The business can’t stop and wait for the migration project to complete and so the data is a continuously changing landscape of unaligned, overlapping data sources.
Even designing the target model is a challenge, because new data that can’t be accommodated in the initial design can appear at any time during a project, and because extensions and modifications to the information models in network inventory management systems are expensive to make.
Once a target model has been implemented, each load attempt cycle is time consuming and risky, and fallout is difficult to analyse as it only visible through the load errors it causes.
These difficulties, which appear both during the initial migration of data to an inventory and afterwards during day-to-day operation of the inventory system in the form of network reconciliation and collectively represent the most significant risk to the success of network resource inventory programmes.
Ontology for Network Inventory Data Reconciliation
Day-to-day data reconciliation to align the network resource inventory against the actual state of the network is difficult - and many of the tools from inventory vendors do not have the flexibility to manage the rate of change in modern networks.
This creates three main challenges:
1. Minimising maintenance costs of data update “plumbing” between the network and inventory system.
2. Managing fallout that requires data corrections.
e.g. mis-keying in naming conventions, network misconfigurations.
3. Managing fallout that requires model adjustments and identification of those adjustments.
e.g. introduction of new types of configuration or equipment.
Unless all three of these challenges are addressed, the resource inventory will “drift” from the real state of the network – and therefore the business – steadily reducing its value, and, if uncorrected, eventually leading to a derelict state in which business processes which should be fully automated on top of the inventory platform are ad-hoc “patched” with manual steps.
Since the Ontology Dynamic Network Fabric Model is reconstructed dynamically, it represents an up-to-date reflection of the state of the network’s topology, as it is right now – and in the case where Ontology has been used to migrate data to the inventory, it already exists.

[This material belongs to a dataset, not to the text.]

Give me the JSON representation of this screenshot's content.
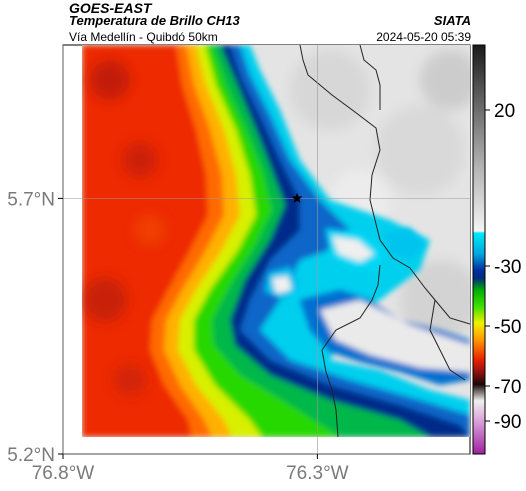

Ontology’s low cost of ownership keeps maintenance expense down and its ability to treat both data and model non-conformance without losing visibility means that monitoring the ongoing alignment between the inventory and the network and the network becomes a straightforward part of day-to-day operations.
Ontology for Network Inventory Migrations
Ontology’s Intelligent 360 for Network Operators uses the Ontology 4 Graph-Search Data Alignment and Linking Engine to search through sources of network data to rapidly and cost-effectively construct a Dynamic Network Fabric Model encompassing the network’s topology across all layers, vendors and f technologies.
Since the graph technology in the Ontology 4 platform is schemaless, it can store, manage and analyse data that doesn’t comply with a model, enabling Ontology’s agile data integration approach.
Once this model has been created, the visibility into the data and network that it provides can be used to help design the information model in the target system, ensuring that the design is as comprehensive as possible to begin with. When test-loads are attempted, the fallout can be analysed easily and the results used to drive both required changes into the target model and data fixes into the source systems.
This agile approach to the data integration required to migrate inventory data radically reduces the risk and cost of migration projects, and it also produces a comprehensive topology and model of the network itself – the Dynamic Network Fabric Model.